2019 Reading Goals

I’m so excited to finally be writing this post because I’ve been thinking about it ever since I did my last goals check in! There’s just something about reading goals that I think is so fun to read and write about, so of course I had to kick off my yearend posts by starting with my favorite!

While I’m still pretty excited about all of the different goals I set for myself in 2018, in 2019 I’m going to really pare it back and only focus on one goal: getting to a zero TBR. I think I just distracted myself with all of my other reading plans and made it impossible for myself to accomplish all of them, so for now I’m going to focus on the one goal, and then I can circle back to some of my more longterm goals once I’ve completed this one.

I feel like I’ve been talking for ages about trying to get to a zero TBR, but haven’t really made much progress. You might wonder why it’s important to me; I myself think too many people worry about shrinking their TBRs when they should really just embrace them and stop creating unnecessary stress. But for me, it’s more of a matter of practicality. What’s even the point of buying a book if it’s just going to sit on my shelf for years unread? Especially if I just wind up donating it in the end because I’ve lost interest over time? I just really like the idea of reading books as I purchase them and think it’s a waste to let too many books languish on my shelves. So I’m going to strive for a zero TBR, and 2019 is going to be the year it becomes a reality.

Obviously a good first step towards accomplishing that goal is to institute a buying ban and stop borrowing books from the library, but I think then my goal becomes too restricting, which will ultimately keep me from actually attaining it. Instead, I’m going to start with the end goal in mind: it’s totally ok for me to buy new books, so long as I read them shortly after I buy them. I’ve actually been doing this the last several months of 2018, and it’s been working really well for me. Rather than putting new book acquisitions on my TBR shelf, I leave them on my nightstand. It helps keep my new books in the front of my mind, and it’s a tangible reminder of how many books I’ve acquired recently and not read. As a result, it stresses me out a bit to acquire new books and really makes me stop and think about when I’ll get a chance to read them, and it motivates me to read from the pile if it gets too big.
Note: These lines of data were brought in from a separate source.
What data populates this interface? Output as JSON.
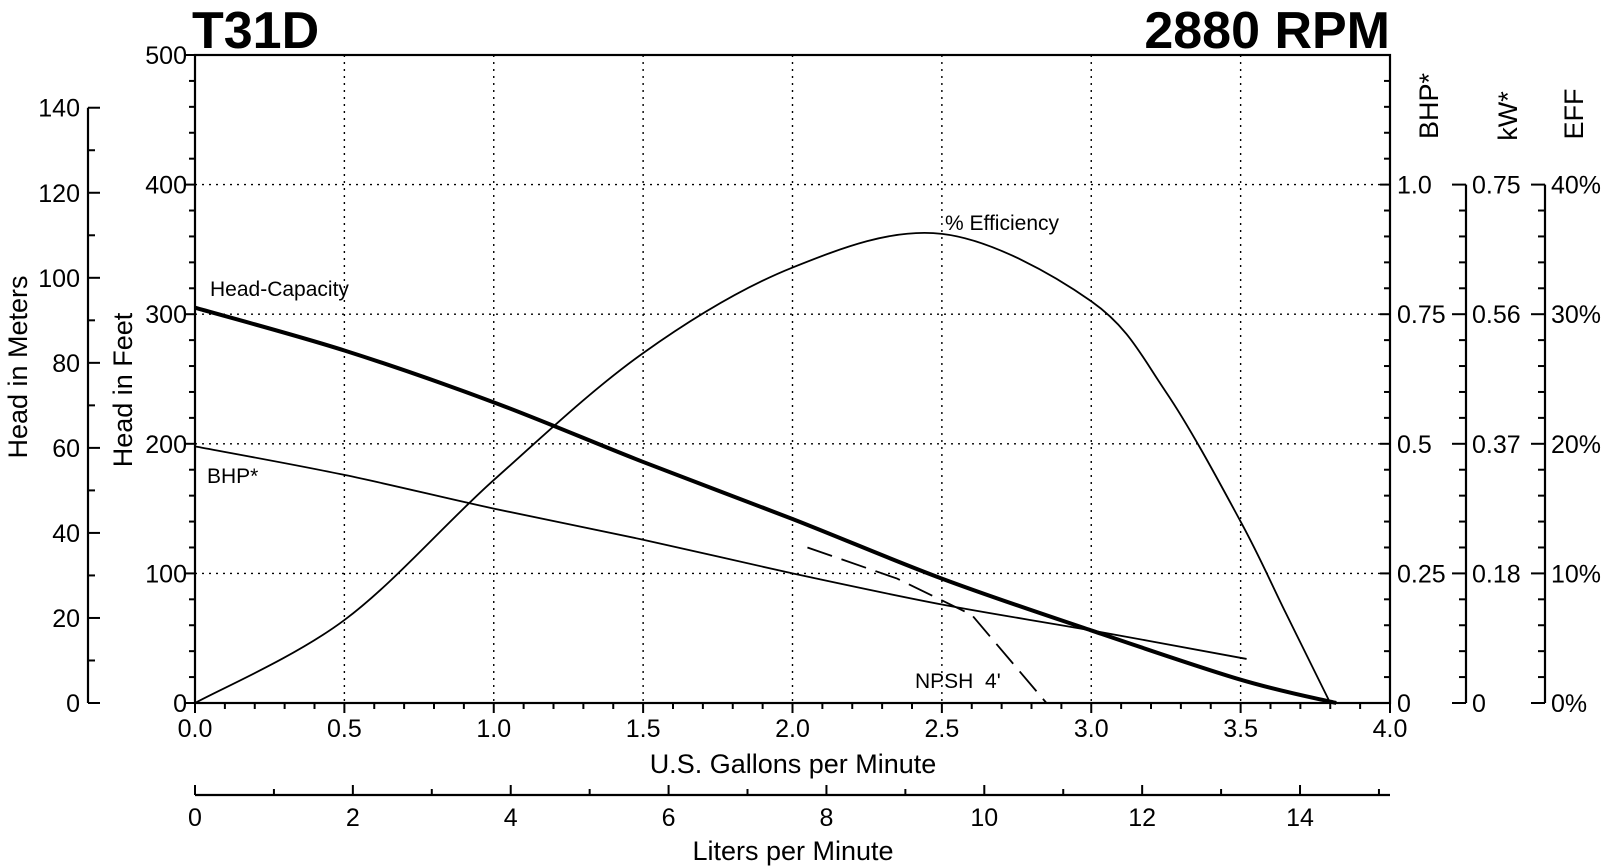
{
  "chart_data": {
    "type": "line",
    "title_left": "T31D",
    "title_right": "2880 RPM",
    "xlabel": "U.S. Gallons per Minute",
    "xlabel_secondary": "Liters per Minute",
    "ylabel_feet": "Head in Feet",
    "ylabel_meters": "Head in Meters",
    "ylabel_bhp": "BHP*",
    "ylabel_kw": "kW*",
    "ylabel_eff": "EFF",
    "xlim": [
      0,
      4
    ],
    "ylim_feet": [
      0,
      500
    ],
    "ylim_meters": [
      0,
      152.4
    ],
    "xlim_lpm": [
      0,
      15.14
    ],
    "x_ticks": [
      "0.0",
      "0.5",
      "1.0",
      "1.5",
      "2.0",
      "2.5",
      "3.0",
      "3.5",
      "4.0"
    ],
    "feet_ticks": [
      "0",
      "100",
      "200",
      "300",
      "400",
      "500"
    ],
    "meter_ticks": [
      "0",
      "20",
      "40",
      "60",
      "80",
      "100",
      "120",
      "140"
    ],
    "lpm_ticks": [
      "0",
      "2",
      "4",
      "6",
      "8",
      "10",
      "12",
      "14"
    ],
    "bhp_ticks": [
      "0",
      "0.25",
      "0.5",
      "0.75",
      "1.0"
    ],
    "kw_ticks": [
      "0",
      "0.18",
      "0.37",
      "0.56",
      "0.75"
    ],
    "eff_ticks": [
      "0%",
      "10%",
      "20%",
      "30%",
      "40%"
    ],
    "grid": true,
    "series": [
      {
        "name": "Head-Capacity",
        "axis": "feet",
        "style": "bold",
        "points": [
          [
            0,
            305
          ],
          [
            0.5,
            272
          ],
          [
            1.0,
            232
          ],
          [
            1.5,
            186
          ],
          [
            2.0,
            142
          ],
          [
            2.5,
            96
          ],
          [
            3.0,
            56
          ],
          [
            3.5,
            18
          ],
          [
            3.82,
            0
          ]
        ]
      },
      {
        "name": "% Efficiency",
        "axis": "eff",
        "style": "thin",
        "points": [
          [
            0,
            0
          ],
          [
            0.5,
            6.4
          ],
          [
            1.0,
            17.2
          ],
          [
            1.5,
            27.0
          ],
          [
            2.0,
            33.6
          ],
          [
            2.5,
            36.2
          ],
          [
            3.0,
            31.0
          ],
          [
            3.25,
            24.0
          ],
          [
            3.5,
            14.0
          ],
          [
            3.65,
            7.0
          ],
          [
            3.8,
            0
          ]
        ]
      },
      {
        "name": "BHP*",
        "axis": "bhp",
        "style": "thin",
        "points": [
          [
            0,
            0.495
          ],
          [
            0.5,
            0.44
          ],
          [
            1.0,
            0.375
          ],
          [
            1.5,
            0.315
          ],
          [
            2.0,
            0.25
          ],
          [
            2.5,
            0.19
          ],
          [
            3.0,
            0.14
          ],
          [
            3.52,
            0.085
          ]
        ]
      },
      {
        "name": "NPSH 4'",
        "axis": "feet",
        "style": "dashed",
        "points": [
          [
            2.05,
            120
          ],
          [
            2.35,
            96
          ],
          [
            2.6,
            68
          ],
          [
            2.85,
            0
          ]
        ]
      }
    ],
    "annotations": [
      "Head-Capacity",
      "% Efficiency",
      "BHP*",
      "NPSH  4'"
    ]
  }
}
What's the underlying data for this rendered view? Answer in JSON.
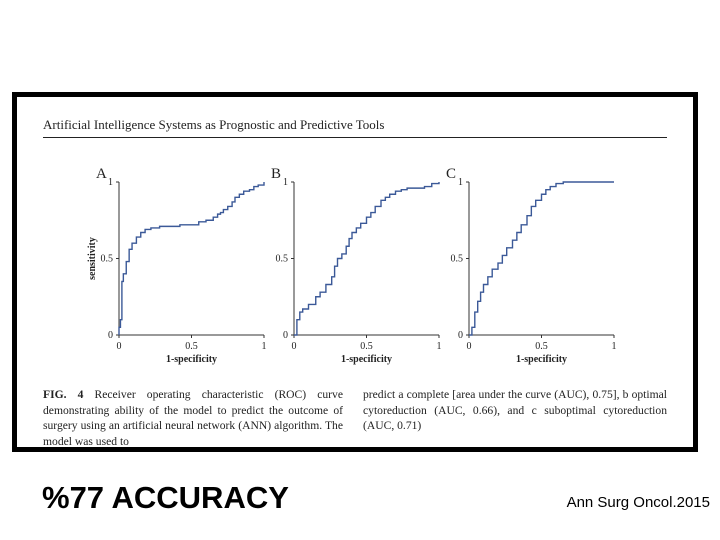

The other way I hope to achieve my goal of a zero TBR is to reduce my physical TBR by at least five books per month. There are currently 54 books on my TBR shelves (you can see them on my Goodreads shelf here), so if I stick to five per month, I’ll have all of them read by the end of the year. I won’t lie, I’m secretly hoping to accomplish my goal by this summer (June would be amazing), and it might be possible, but I’m only going to really push myself to read (or cull) at least five books per month from my shelves.

Side note: for some reason, I’m not too fussed about my kindle TBR! I think a lot of that is because it’s not sitting there staring at my like my physical TBR, and I’m generally not in the habit of accumulating too many kindle books. I’m actually really good about only buying kindle books when they’re insanely discounted (think a dollar or two) and something I can’t check out from my library via Overdrive. I’m lucky that the New York Public Library has an incredibly extensive collection, so it’s pretty rare that a book I want to read is on sale but not available from my library! While eventually I might turn my attention towards clearing out my kindle TBR, for now I’m not really worried about it.

I do have one other goal that I want to accomplish in 2019 and that is to have at least 30 percent of the books I read throughout the year be by people of color. This is a goal I set for myself (and met!) in 2018, and it’s something I want to continue to do both to help ensure marginalized voices are heard by giving them support and to learn more about different people. Of course, there are a zillion other ways to diversify my reading other than just by focusing on race, and I’m planning to write a post about some of my blind spots in my reading and what I’d like to improve upon, but this particular goal is one of the simplest ways to make a big impact on my reading, which is why it’s the only one that’s an official goal (for now!).

And that’s it! I’ll likely put together a post again with ideas for completing the Book Riot Read Harder Challenge, and I recently discovered the Reading Women Challenge, which sounds pretty cool, so I’ll probably research some ideas for that as well, but I’m not going to push myself to complete either challenge, at least not right now. And I still very much want to do more rereading in 2019. But I don’t want to stress myself out with too many goals or distract myself from my primary goal, both things that happened in 2018. So 2019 is going to be the year I finally reach a zero TBR!

What are your reading goals for 2019? I love hearing how other people plan to improve their reading, so please comment below or drop a link to your blog and let me know all of your aspirations for next year!

15 thoughts on “2019 Reading Goals

  1. My TBR’s definitely too big to go for a zero TBR but I read 3-10 books a month so I’m putting a goal to read at least 2 to account for my busier months and hopefully closer to 10 in my bigger reading months.

    Liked by 1 person

      • Reading books as I buy them has really helped for me, and I’ve seen other people set limits on how many they can buy in a month, since an all out ban is pretty much impossible to stick with. Hopefully you find something that works for you!